Callenders partner Llewellyn Boyer-Cartwright said the prolific growth in the use of UAVs is leading to an increased need for legislation that would establish rules and regulations governing them in Bahamian air space.

Currently, there are no proscribed or published guidelines to assist commercial or recreational UAV operators,” said Mr. Boyer-Cartwright, who is concerned that it is only a matter of time before a close call becomes a call that was a little too close.

“There have been 15 cases of seriously close calls reported by pilots over the past two years, according to a recent report in the Washington Post,” said Mr. Boyer-Cartwright. “That same report tracked 47 Class A military crashes in the U.S., 23 civilian crashes reported by public agencies and 236 serious accidents. Those are very startling figures. If we were to talk about that number with respect to train, taxi or jitney crashes, all operating without any rules of the road, there would be a public outcry to get these vehicles under control. But with UAVs, regulators appear to be hesitant. We all know something has to be done, but few are saying, ‘We’regoing to get a handle on this and here’s the legislation.’’’

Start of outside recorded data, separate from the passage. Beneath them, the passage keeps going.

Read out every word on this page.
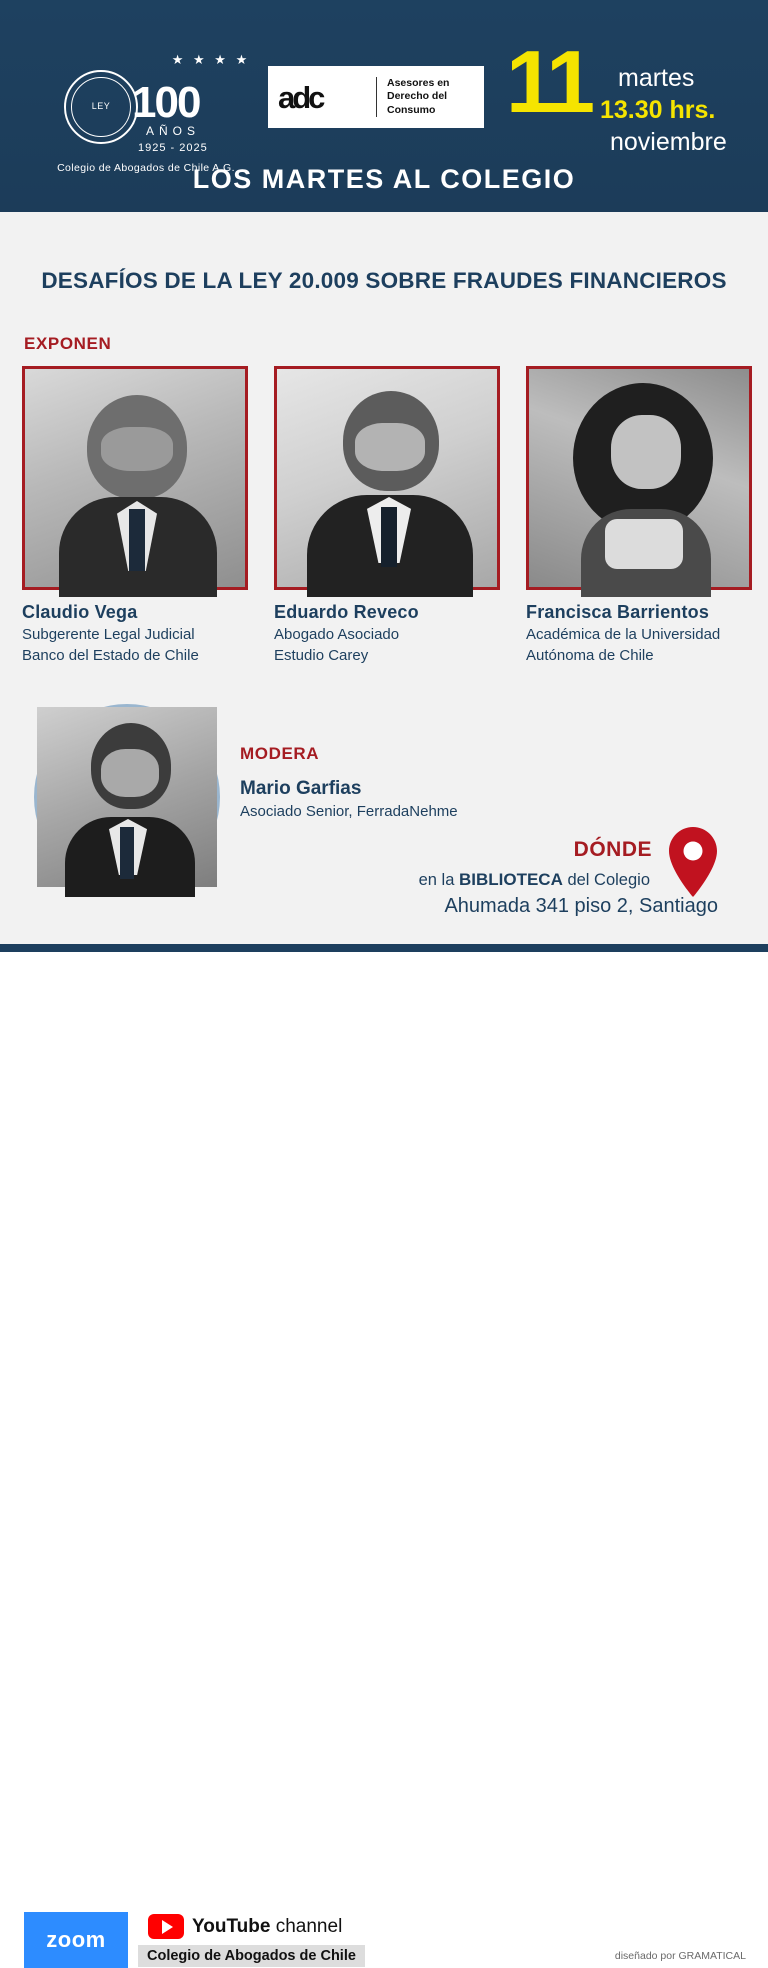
★ ★ ★ ★
LEY 100
AÑOS
1925 - 2025
Colegio de Abogados de Chile A.G.
adc	Asesores en
Derecho del
Consumo 11 martes
13.30 hrs.
noviembre
LOS MARTES AL COLEGIO
DESAFÍOS DE LA LEY 20.009 SOBRE FRAUDES FINANCIEROS
EXPONEN
Claudio Vega
Subgerente Legal Judicial
Banco del Estado de Chile
Eduardo Reveco
Abogado Asociado
Estudio Carey
Francisca Barrientos
Académica de la Universidad
Autónoma de Chile
MODERA
Mario Garfias
Asociado Senior, FerradaNehme
DÓNDE
en la BIBLIOTECA del Colegio
Ahumada 341 piso 2, Santiago
zoom
YouTube channel
Colegio de Abogados de Chile	diseñado por GRAMATICAL
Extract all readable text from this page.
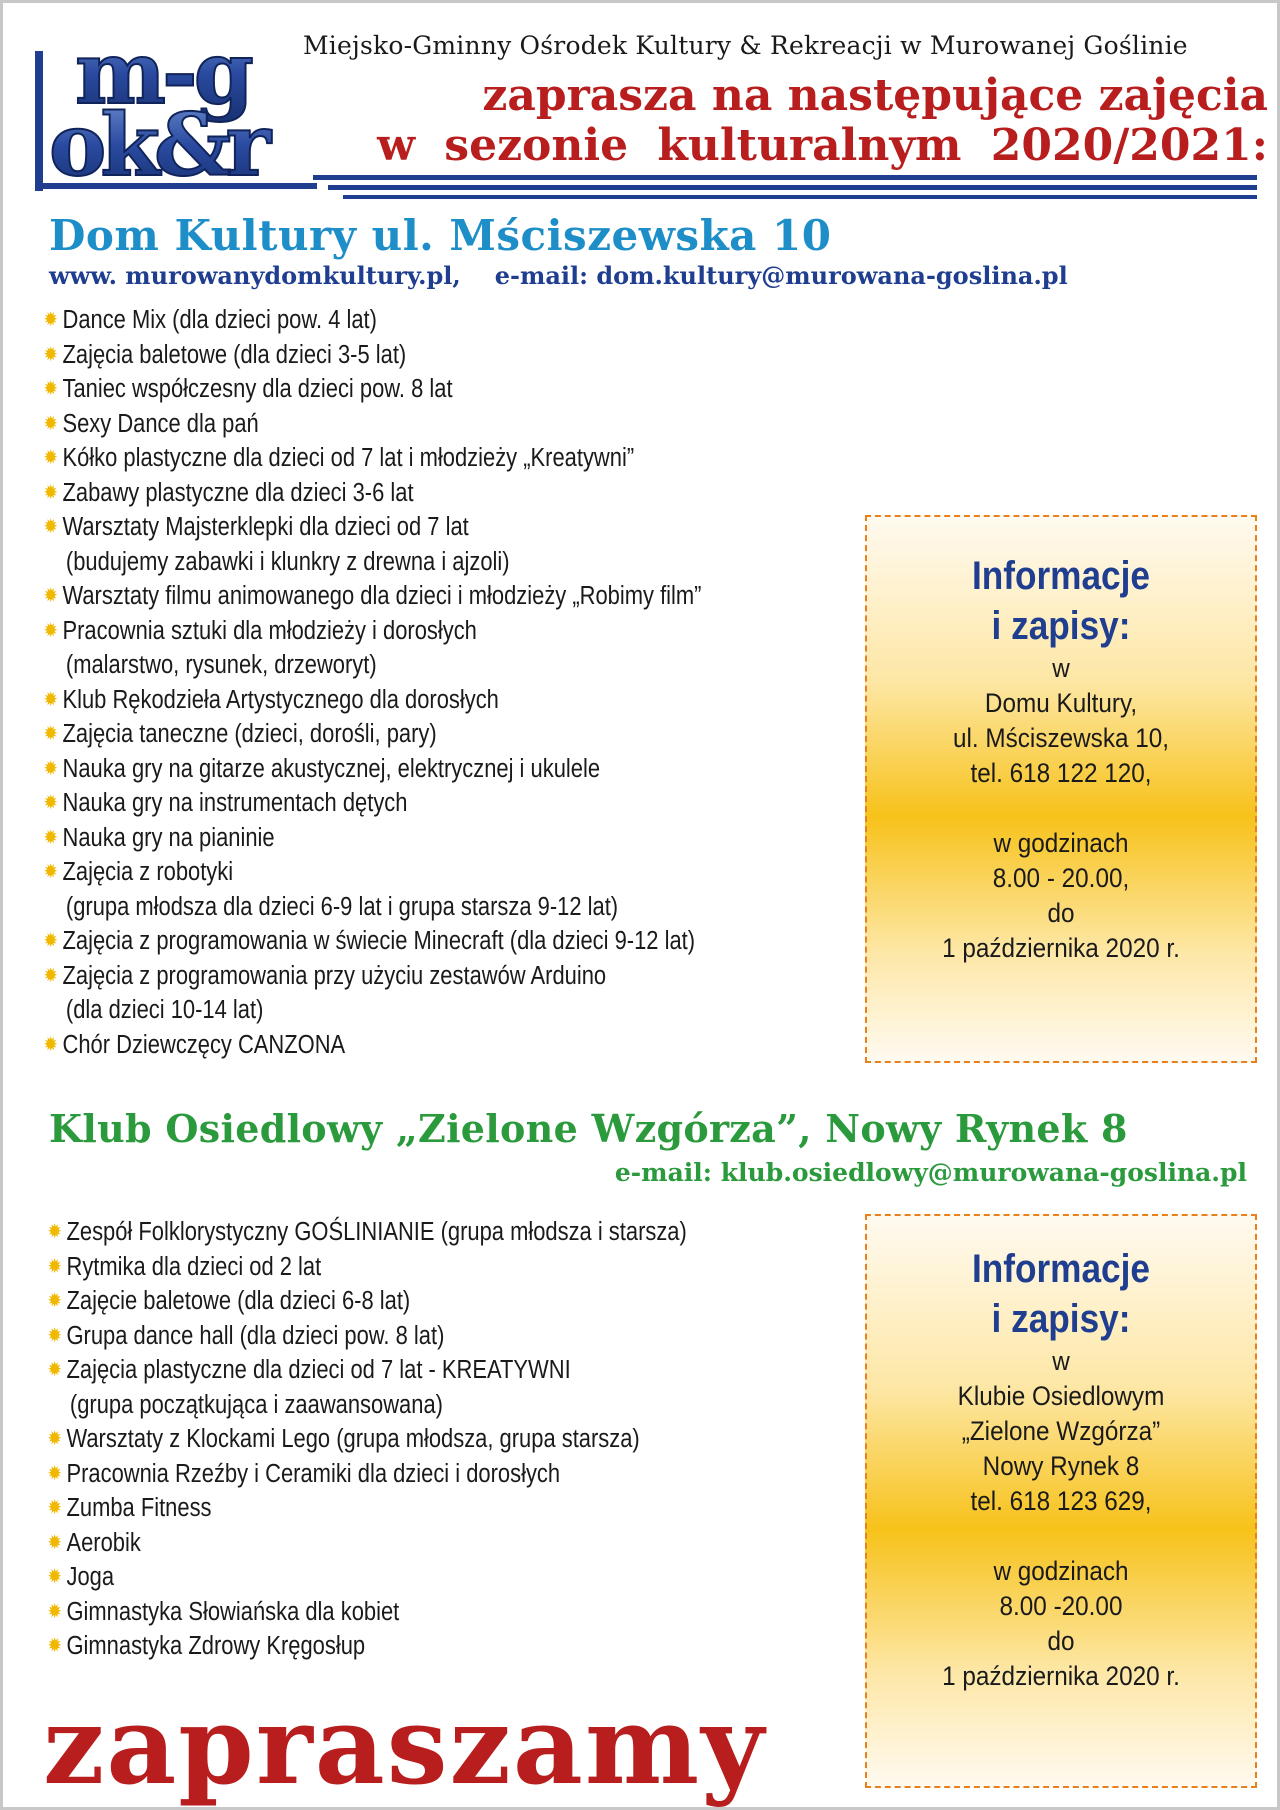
m-g
ok&r
Miejsko-Gminny Ośrodek Kultury & Rekreacji w Murowanej Goślinie
zaprasza na następujące zajęcia
w sezonie kulturalnym 2020/2021:
Dom Kultury ul. Mściszewska 10
www. murowanydomkultury.pl, e-mail: dom.kultury@murowana-goslina.pl
✹ Dance Mix (dla dzieci pow. 4 lat)
✹ Zajęcia baletowe (dla dzieci 3-5 lat)
✹ Taniec współczesny dla dzieci pow. 8 lat
✹ Sexy Dance dla pań
✹ Kółko plastyczne dla dzieci od 7 lat i młodzieży „Kreatywni”
✹ Zabawy plastyczne dla dzieci 3-6 lat
✹ Warsztaty Majsterklepki dla dzieci od 7 lat
(budujemy zabawki i klunkry z drewna i ajzoli)
✹ Warsztaty filmu animowanego dla dzieci i młodzieży „Robimy film”
✹ Pracownia sztuki dla młodzieży i dorosłych
(malarstwo, rysunek, drzeworyt)
✹ Klub Rękodzieła Artystycznego dla dorosłych
✹ Zajęcia taneczne (dzieci, dorośli, pary)
✹ Nauka gry na gitarze akustycznej, elektrycznej i ukulele
✹ Nauka gry na instrumentach dętych
✹ Nauka gry na pianinie
✹ Zajęcia z robotyki
(grupa młodsza dla dzieci 6-9 lat i grupa starsza 9-12 lat)
✹ Zajęcia z programowania w świecie Minecraft (dla dzieci 9-12 lat)
✹ Zajęcia z programowania przy użyciu zestawów Arduino
(dla dzieci 10-14 lat)
✹ Chór Dziewczęcy CANZONA
Informacje
i zapisy:
w
Domu Kultury,
ul. Mściszewska 10,
tel. 618 122 120,

w godzinach
8.00 - 20.00,
do
1 października 2020 r.
Klub Osiedlowy „Zielone Wzgórza”, Nowy Rynek 8
e-mail: klub.osiedlowy@murowana-goslina.pl
✹ Zespół Folklorystyczny GOŚLINIANIE (grupa młodsza i starsza)
✹ Rytmika dla dzieci od 2 lat
✹ Zajęcie baletowe (dla dzieci 6-8 lat)
✹ Grupa dance hall (dla dzieci pow. 8 lat)
✹ Zajęcia plastyczne dla dzieci od 7 lat - KREATYWNI
(grupa początkująca i zaawansowana)
✹ Warsztaty z Klockami Lego (grupa młodsza, grupa starsza)
✹ Pracownia Rzeźby i Ceramiki dla dzieci i dorosłych
✹ Zumba Fitness
✹ Aerobik
✹ Joga
✹ Gimnastyka Słowiańska dla kobiet
✹ Gimnastyka Zdrowy Kręgosłup
Informacje
i zapisy:
w
Klubie Osiedlowym
„Zielone Wzgórza”
Nowy Rynek 8
tel. 618 123 629,

w godzinach
8.00 -20.00
do
1 października 2020 r.
zapraszamy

That absence of legislation while the FAA continues to study how best to approach the problem of unmanned aerial vehicles whizzing around the skies presents an opportunity for The Bahamas, says Mr. Boyer-Cartwright.

“With the impending establishment of a Civil Aviation Authority, The Bahamas is well-positioned to formulate legislation, regulations and guidelines for the expanding unmanned aerial vehicle industry,” said the former commercial pilot. “Australia and Canada have UAV legislation. Italy’s regulations came into force just this past April 30. The US is still in the discussion stages and meantime, Amazon is asking permission to start delivering packages by UAVs and in the United Arab Emirates, they are experimenting with delivering government documents by drone. The timing is perfect for The Bahamas.”

Mr. Boyer-Cartwright, who has actively promoted the establishment of a Bahamas International Aircraft Registry and has been invited to speak at several aviation conferences in the past two years, also represents a local UAV photography company, Sky High Media. They, too, have called for regulation.

Lance Knowles and George Mosko, Jr, who own Sky High Media, have invested in highly sophisticated camera platforms mounted on multi-rotor UAVs. Commissioned by government agencies, security companies, major resorts, real estate developments, they are even called to provide work for movie sets. They’ve done shoots in Florida for Busch Gardens and Sea World and provided photographic evidence for oil spills.

But while they are taking the business of unmanned photography to new heights, they worry that an unregulated atmosphere could lead to an explosion in the popularity of drones with hobbyists failing to recognize or honour rules of the airways.

“It may sound strange to ask for regulations where none exist,” said Mr. Mosko. “But for us, this is very serious business. We have invested hundreds of thousands of dollars in equipment. Nowadays, you can buy a drone off the shelf at a hobby store for less than $1,000 so you can imagine the chaos that could erupt in the skies if the quickly evolving industry is not regulated.”

Mr. Boyer-Cartwright said drone regulation is one further example of how The Bahamas stands to benefit for an expanded aviation sector.

“Whether for military or civilian use, commercial or private, UAVs are fast becoming an integral aspect of aviation. The sooner we can acknowledge and address this fast-growing industry, the better The Bahamas will be positioned to be among those considering this jurisdiction for aviation-related purposes and all of that contributes to a better and more diverse economy with entrepreneurial opportunities.”